Abstract
Marine mammals, which are essential to the health and stability of marine ecosystems, have developed very different physiological adaptations than those of terrestrial mammals because of burdens placed on them by the marine environment. These challenges create substantial metabolic demands, which are met primarily by lipids, an energy rich fuel source. Lipid transport, facilitated by lipoprotein particles, plays an essential role in satisfying these extensive metabolic demands. In humans, High-density lipoprotein (HDL), particularly HDL-cholesterol (HDL-C), is known for its cardioprotective role because of its correlation with reduced risk of cardiovascular disease (CVD). However, HDL can also interact with triglyceride (TG)-rich very low-density lipoproteins (VLDL) via the cholesterol ester transfer protein (CETP) resulting in the formation of unstable TG-rich HDL. TG-rich HDL is elevated in hypertriglyceridemic individuals, which may increase the risk of CVD. In marine mammals, however, TG-rich HDL is not elevated, despite similar or higher levels of TG in their diet compared to humans. Instead, total cholesterol, HDL and HDL-cholesterol are chronically high than in humans. There are several possible reasons for this, including low expression of proteins involved in lipid exchange between lipoproteins. The properties of marine mammal lipoproteins themselves, which may contribute to serum lipoprotein distribution, have never been examined. The goal of this thesis research was to use computational tools to examine the sequences and structures of the major HDL protein Apolipoprotein A-I (apoA-I) of several marine mammals including sea otters and compare them to the human protein to identify similarities and differences that may impact lipoprotein metabolism and homeostasis. Sea otters were particularly chosen because among marine mammals, this species lacks many of the physiological adaptations in other marine mammals such as blubber, they have very high energy requirements, and they have chronically elevated HDL and HDL-C.
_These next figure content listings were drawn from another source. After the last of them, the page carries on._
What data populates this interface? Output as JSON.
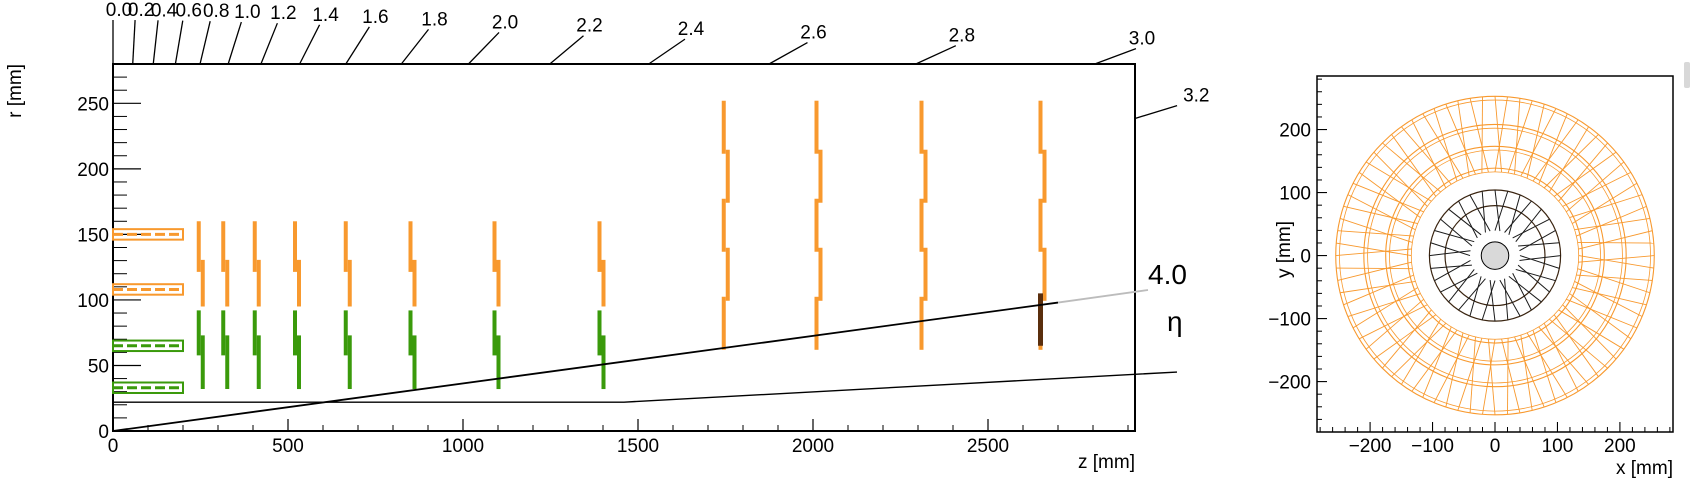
{
  "colors": {
    "orange": "#f8992e",
    "green": "#3a9a0b",
    "brown": "#5a2e0d",
    "grey_line": "#bcbcbc",
    "beampipe_fill": "#d9d9d9"
  },
  "left_plot": {
    "xlabel": "z [mm]",
    "ylabel": "r [mm]",
    "x_ticks": [
      "0",
      "500",
      "1000",
      "1500",
      "2000",
      "2500"
    ],
    "y_ticks": [
      "0",
      "50",
      "100",
      "150",
      "200",
      "250"
    ],
    "eta_ticks": [
      "0.0",
      "0.2",
      "0.4",
      "0.6",
      "0.8",
      "1.0",
      "1.2",
      "1.4",
      "1.6",
      "1.8",
      "2.0",
      "2.2",
      "2.4",
      "2.6",
      "2.8",
      "3.0",
      "3.2"
    ],
    "eta_big_value": "4.0",
    "eta_symbol": "η"
  },
  "right_plot": {
    "xlabel": "x [mm]",
    "ylabel": "y [mm]",
    "x_ticks": [
      "−200",
      "−100",
      "0",
      "100",
      "200"
    ],
    "y_ticks": [
      "200",
      "100",
      "0",
      "−100",
      "−200"
    ]
  },
  "chart_data": {
    "type": "diagram",
    "left": {
      "xlim": [
        0,
        2920
      ],
      "ylim": [
        0,
        280
      ],
      "barrel_layers": [
        {
          "color": "orange",
          "r": 150,
          "z": [
            0,
            200
          ]
        },
        {
          "color": "orange",
          "r": 108,
          "z": [
            0,
            200
          ]
        },
        {
          "color": "green",
          "r": 65,
          "z": [
            0,
            200
          ]
        },
        {
          "color": "green",
          "r": 33,
          "z": [
            0,
            200
          ]
        }
      ],
      "inner_disks": {
        "z": [
          245,
          315,
          405,
          520,
          665,
          850,
          1090,
          1390
        ],
        "orange_r": [
          95,
          160
        ],
        "green_r": [
          32,
          92
        ]
      },
      "outer_disks": {
        "z": [
          1745,
          2010,
          2310,
          2650
        ],
        "orange_r": [
          65,
          252
        ],
        "brown_z": 2650,
        "brown_r": [
          65,
          105
        ]
      },
      "eta_line_4": {
        "z": 2700,
        "r": 98
      },
      "beam_line": {
        "points": [
          [
            0,
            22
          ],
          [
            1460,
            22
          ],
          [
            3040,
            45
          ]
        ]
      }
    },
    "right": {
      "xlim": [
        -285,
        285
      ],
      "ylim": [
        -280,
        285
      ],
      "beampipe_radius": 22,
      "inner_rings": [
        80,
        105
      ],
      "outer_rings": [
        140,
        175,
        210,
        255
      ],
      "inner_modules": 16,
      "outer_modules": 40
    }
  }
}
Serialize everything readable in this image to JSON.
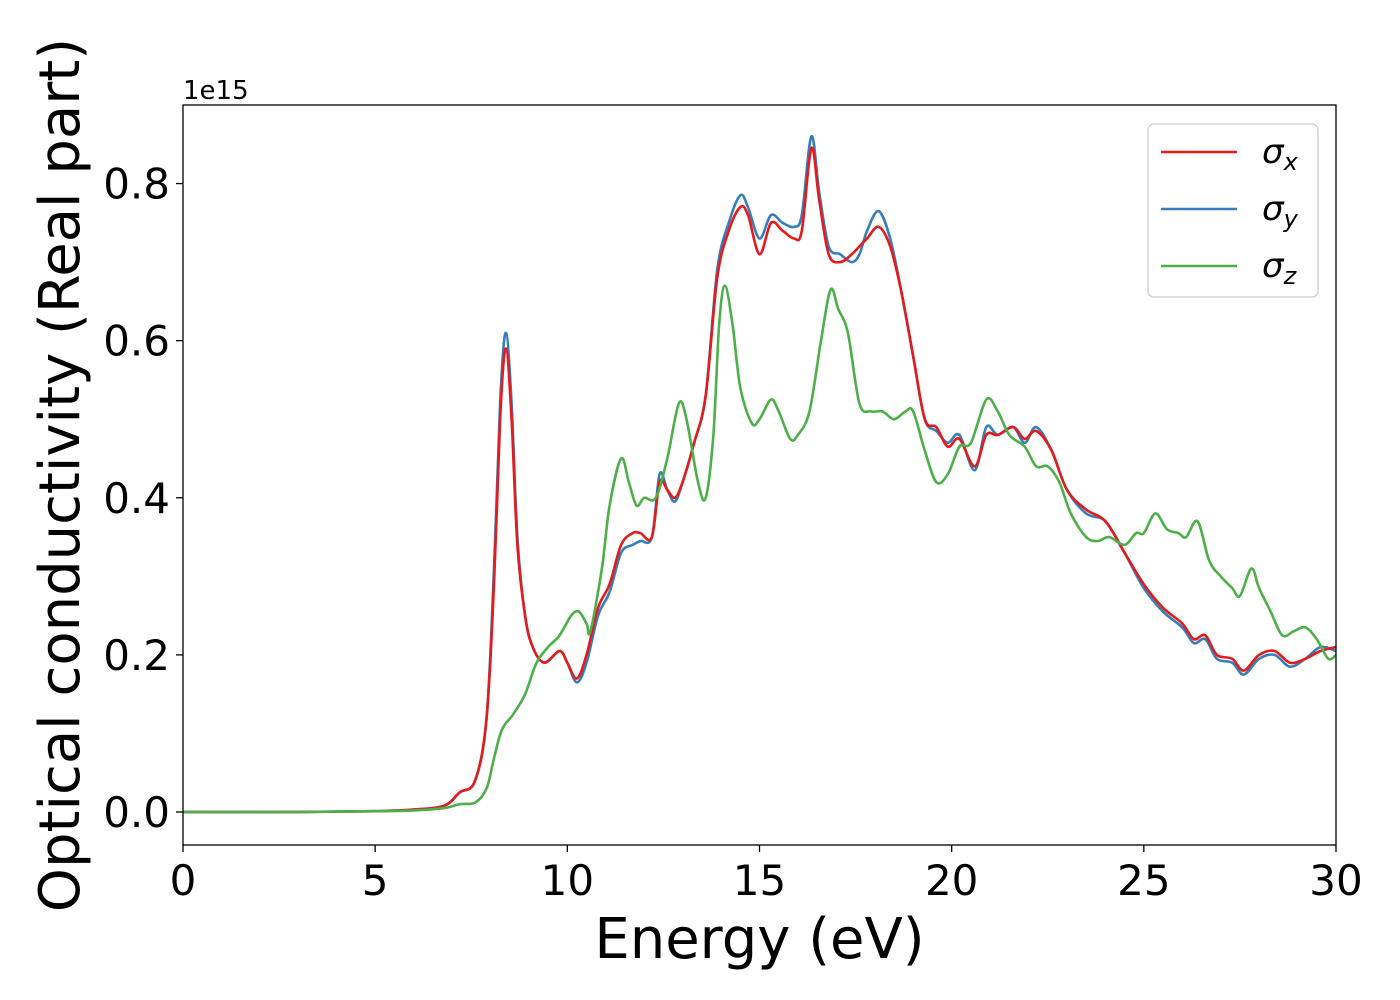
{
  "chart_data": {
    "type": "line",
    "xlabel": "Energy (eV)",
    "ylabel": "Optical conductivity (Real part)",
    "offset_text": "1e15",
    "xlim": [
      0,
      30
    ],
    "ylim": [
      -0.042,
      0.9
    ],
    "xticks": [
      0,
      5,
      10,
      15,
      20,
      25,
      30
    ],
    "xtick_labels": [
      "0",
      "5",
      "10",
      "15",
      "20",
      "25",
      "30"
    ],
    "yticks": [
      0.0,
      0.2,
      0.4,
      0.6,
      0.8
    ],
    "ytick_labels": [
      "0.0",
      "0.2",
      "0.4",
      "0.6",
      "0.8"
    ],
    "grid": false,
    "legend": "top-right",
    "series": [
      {
        "name": "σx",
        "label_base": "σ",
        "label_sub": "x",
        "color": "#e41a1c",
        "points": [
          [
            0,
            0.0
          ],
          [
            3,
            0.0
          ],
          [
            5,
            0.001
          ],
          [
            6,
            0.003
          ],
          [
            6.8,
            0.008
          ],
          [
            7.2,
            0.025
          ],
          [
            7.6,
            0.04
          ],
          [
            7.9,
            0.12
          ],
          [
            8.1,
            0.3
          ],
          [
            8.25,
            0.5
          ],
          [
            8.4,
            0.59
          ],
          [
            8.55,
            0.5
          ],
          [
            8.7,
            0.34
          ],
          [
            8.9,
            0.25
          ],
          [
            9.1,
            0.21
          ],
          [
            9.4,
            0.19
          ],
          [
            9.8,
            0.205
          ],
          [
            10.0,
            0.19
          ],
          [
            10.25,
            0.17
          ],
          [
            10.5,
            0.2
          ],
          [
            10.8,
            0.26
          ],
          [
            11.1,
            0.29
          ],
          [
            11.4,
            0.34
          ],
          [
            11.7,
            0.355
          ],
          [
            11.9,
            0.355
          ],
          [
            12.2,
            0.35
          ],
          [
            12.4,
            0.42
          ],
          [
            12.6,
            0.41
          ],
          [
            12.8,
            0.4
          ],
          [
            13.0,
            0.42
          ],
          [
            13.3,
            0.47
          ],
          [
            13.6,
            0.53
          ],
          [
            13.9,
            0.68
          ],
          [
            14.2,
            0.74
          ],
          [
            14.5,
            0.77
          ],
          [
            14.7,
            0.76
          ],
          [
            15.0,
            0.71
          ],
          [
            15.3,
            0.75
          ],
          [
            15.6,
            0.74
          ],
          [
            15.9,
            0.73
          ],
          [
            16.1,
            0.74
          ],
          [
            16.35,
            0.845
          ],
          [
            16.55,
            0.78
          ],
          [
            16.8,
            0.71
          ],
          [
            17.1,
            0.7
          ],
          [
            17.4,
            0.71
          ],
          [
            17.6,
            0.72
          ],
          [
            17.8,
            0.73
          ],
          [
            18.1,
            0.745
          ],
          [
            18.4,
            0.72
          ],
          [
            18.7,
            0.66
          ],
          [
            19.0,
            0.58
          ],
          [
            19.3,
            0.5
          ],
          [
            19.6,
            0.49
          ],
          [
            19.9,
            0.465
          ],
          [
            20.2,
            0.475
          ],
          [
            20.6,
            0.44
          ],
          [
            20.9,
            0.48
          ],
          [
            21.2,
            0.48
          ],
          [
            21.6,
            0.49
          ],
          [
            21.9,
            0.475
          ],
          [
            22.2,
            0.485
          ],
          [
            22.6,
            0.46
          ],
          [
            23.0,
            0.41
          ],
          [
            23.5,
            0.385
          ],
          [
            24.0,
            0.37
          ],
          [
            24.5,
            0.33
          ],
          [
            25.0,
            0.29
          ],
          [
            25.5,
            0.26
          ],
          [
            26.0,
            0.24
          ],
          [
            26.3,
            0.22
          ],
          [
            26.6,
            0.225
          ],
          [
            26.9,
            0.2
          ],
          [
            27.3,
            0.195
          ],
          [
            27.6,
            0.18
          ],
          [
            28.0,
            0.2
          ],
          [
            28.4,
            0.205
          ],
          [
            28.8,
            0.19
          ],
          [
            29.2,
            0.195
          ],
          [
            29.6,
            0.205
          ],
          [
            30.0,
            0.21
          ]
        ]
      },
      {
        "name": "σy",
        "label_base": "σ",
        "label_sub": "y",
        "color": "#377eb8",
        "points": [
          [
            0,
            0.0
          ],
          [
            3,
            0.0
          ],
          [
            5,
            0.001
          ],
          [
            6,
            0.003
          ],
          [
            6.8,
            0.008
          ],
          [
            7.2,
            0.025
          ],
          [
            7.6,
            0.04
          ],
          [
            7.9,
            0.12
          ],
          [
            8.1,
            0.32
          ],
          [
            8.25,
            0.52
          ],
          [
            8.4,
            0.61
          ],
          [
            8.55,
            0.52
          ],
          [
            8.7,
            0.35
          ],
          [
            8.9,
            0.25
          ],
          [
            9.1,
            0.21
          ],
          [
            9.4,
            0.19
          ],
          [
            9.8,
            0.205
          ],
          [
            10.0,
            0.19
          ],
          [
            10.25,
            0.165
          ],
          [
            10.5,
            0.19
          ],
          [
            10.8,
            0.25
          ],
          [
            11.1,
            0.28
          ],
          [
            11.4,
            0.33
          ],
          [
            11.7,
            0.34
          ],
          [
            11.9,
            0.345
          ],
          [
            12.2,
            0.35
          ],
          [
            12.4,
            0.43
          ],
          [
            12.6,
            0.41
          ],
          [
            12.8,
            0.395
          ],
          [
            13.0,
            0.42
          ],
          [
            13.3,
            0.47
          ],
          [
            13.6,
            0.53
          ],
          [
            13.9,
            0.69
          ],
          [
            14.2,
            0.75
          ],
          [
            14.5,
            0.785
          ],
          [
            14.7,
            0.77
          ],
          [
            15.0,
            0.73
          ],
          [
            15.3,
            0.76
          ],
          [
            15.6,
            0.75
          ],
          [
            15.9,
            0.745
          ],
          [
            16.1,
            0.76
          ],
          [
            16.35,
            0.86
          ],
          [
            16.55,
            0.79
          ],
          [
            16.8,
            0.72
          ],
          [
            17.1,
            0.71
          ],
          [
            17.4,
            0.7
          ],
          [
            17.6,
            0.71
          ],
          [
            17.8,
            0.74
          ],
          [
            18.1,
            0.765
          ],
          [
            18.4,
            0.73
          ],
          [
            18.7,
            0.66
          ],
          [
            19.0,
            0.58
          ],
          [
            19.3,
            0.5
          ],
          [
            19.6,
            0.485
          ],
          [
            19.9,
            0.47
          ],
          [
            20.2,
            0.48
          ],
          [
            20.6,
            0.435
          ],
          [
            20.9,
            0.49
          ],
          [
            21.2,
            0.48
          ],
          [
            21.6,
            0.49
          ],
          [
            21.9,
            0.47
          ],
          [
            22.2,
            0.49
          ],
          [
            22.6,
            0.46
          ],
          [
            23.0,
            0.41
          ],
          [
            23.5,
            0.38
          ],
          [
            24.0,
            0.37
          ],
          [
            24.5,
            0.33
          ],
          [
            25.0,
            0.285
          ],
          [
            25.5,
            0.255
          ],
          [
            26.0,
            0.235
          ],
          [
            26.3,
            0.215
          ],
          [
            26.6,
            0.22
          ],
          [
            26.9,
            0.195
          ],
          [
            27.3,
            0.19
          ],
          [
            27.6,
            0.175
          ],
          [
            28.0,
            0.195
          ],
          [
            28.4,
            0.2
          ],
          [
            28.8,
            0.185
          ],
          [
            29.2,
            0.195
          ],
          [
            29.6,
            0.21
          ],
          [
            30.0,
            0.205
          ]
        ]
      },
      {
        "name": "σz",
        "label_base": "σ",
        "label_sub": "z",
        "color": "#4daf4a",
        "points": [
          [
            0,
            0.0
          ],
          [
            3,
            0.0
          ],
          [
            5,
            0.001
          ],
          [
            6,
            0.002
          ],
          [
            6.8,
            0.005
          ],
          [
            7.2,
            0.01
          ],
          [
            7.6,
            0.012
          ],
          [
            7.9,
            0.03
          ],
          [
            8.1,
            0.07
          ],
          [
            8.3,
            0.105
          ],
          [
            8.6,
            0.125
          ],
          [
            8.9,
            0.15
          ],
          [
            9.2,
            0.19
          ],
          [
            9.5,
            0.21
          ],
          [
            9.8,
            0.225
          ],
          [
            10.1,
            0.25
          ],
          [
            10.3,
            0.255
          ],
          [
            10.5,
            0.24
          ],
          [
            10.6,
            0.23
          ],
          [
            10.9,
            0.31
          ],
          [
            11.1,
            0.39
          ],
          [
            11.4,
            0.45
          ],
          [
            11.6,
            0.42
          ],
          [
            11.8,
            0.39
          ],
          [
            12.0,
            0.4
          ],
          [
            12.3,
            0.4
          ],
          [
            12.6,
            0.45
          ],
          [
            12.9,
            0.52
          ],
          [
            13.1,
            0.5
          ],
          [
            13.4,
            0.42
          ],
          [
            13.6,
            0.4
          ],
          [
            13.8,
            0.48
          ],
          [
            13.95,
            0.62
          ],
          [
            14.1,
            0.67
          ],
          [
            14.3,
            0.62
          ],
          [
            14.5,
            0.54
          ],
          [
            14.8,
            0.495
          ],
          [
            15.0,
            0.5
          ],
          [
            15.3,
            0.525
          ],
          [
            15.5,
            0.51
          ],
          [
            15.8,
            0.475
          ],
          [
            16.0,
            0.48
          ],
          [
            16.3,
            0.51
          ],
          [
            16.6,
            0.6
          ],
          [
            16.85,
            0.665
          ],
          [
            17.05,
            0.64
          ],
          [
            17.3,
            0.61
          ],
          [
            17.6,
            0.52
          ],
          [
            17.9,
            0.51
          ],
          [
            18.2,
            0.51
          ],
          [
            18.5,
            0.5
          ],
          [
            18.8,
            0.51
          ],
          [
            19.0,
            0.51
          ],
          [
            19.3,
            0.46
          ],
          [
            19.6,
            0.42
          ],
          [
            19.9,
            0.43
          ],
          [
            20.2,
            0.465
          ],
          [
            20.5,
            0.47
          ],
          [
            20.9,
            0.525
          ],
          [
            21.2,
            0.51
          ],
          [
            21.5,
            0.48
          ],
          [
            21.9,
            0.465
          ],
          [
            22.2,
            0.44
          ],
          [
            22.5,
            0.44
          ],
          [
            22.8,
            0.42
          ],
          [
            23.1,
            0.38
          ],
          [
            23.5,
            0.35
          ],
          [
            23.8,
            0.345
          ],
          [
            24.1,
            0.35
          ],
          [
            24.5,
            0.34
          ],
          [
            24.8,
            0.355
          ],
          [
            25.0,
            0.355
          ],
          [
            25.3,
            0.38
          ],
          [
            25.6,
            0.36
          ],
          [
            25.9,
            0.355
          ],
          [
            26.1,
            0.35
          ],
          [
            26.4,
            0.37
          ],
          [
            26.7,
            0.32
          ],
          [
            27.0,
            0.3
          ],
          [
            27.3,
            0.285
          ],
          [
            27.5,
            0.275
          ],
          [
            27.8,
            0.31
          ],
          [
            28.0,
            0.285
          ],
          [
            28.3,
            0.255
          ],
          [
            28.6,
            0.225
          ],
          [
            28.9,
            0.23
          ],
          [
            29.2,
            0.235
          ],
          [
            29.5,
            0.22
          ],
          [
            29.8,
            0.195
          ],
          [
            30.0,
            0.2
          ]
        ]
      }
    ]
  }
}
Homology models of sea otter and pinniped (California sea lion, Hawaiian monk seal and Weddell seal) Apo A-I are highly similar to human Apo A-I lipid-free and lipid-bound structures, containing many of the same structural features such as proline kinks, which contribute to the protein’s overall flexibility, and a mobile central hinge segment that aids in the conversion between lipid-free and lipid-bound states. Two other conserved features include an N-terminal domain, which stabilizes both lipid-free and lipid-bound Apo A-I, and the formation of a stable LL5/5 salt bridge alignment in HDL particles. This suggests that the role of Apo A-I in marine mammals, despite their different physiological adaptations compared to humans, is likely the same in HDL formation and stability and that lipoprotein structure and stability does not contribute to the different HDL serum profiles found in marine mammals.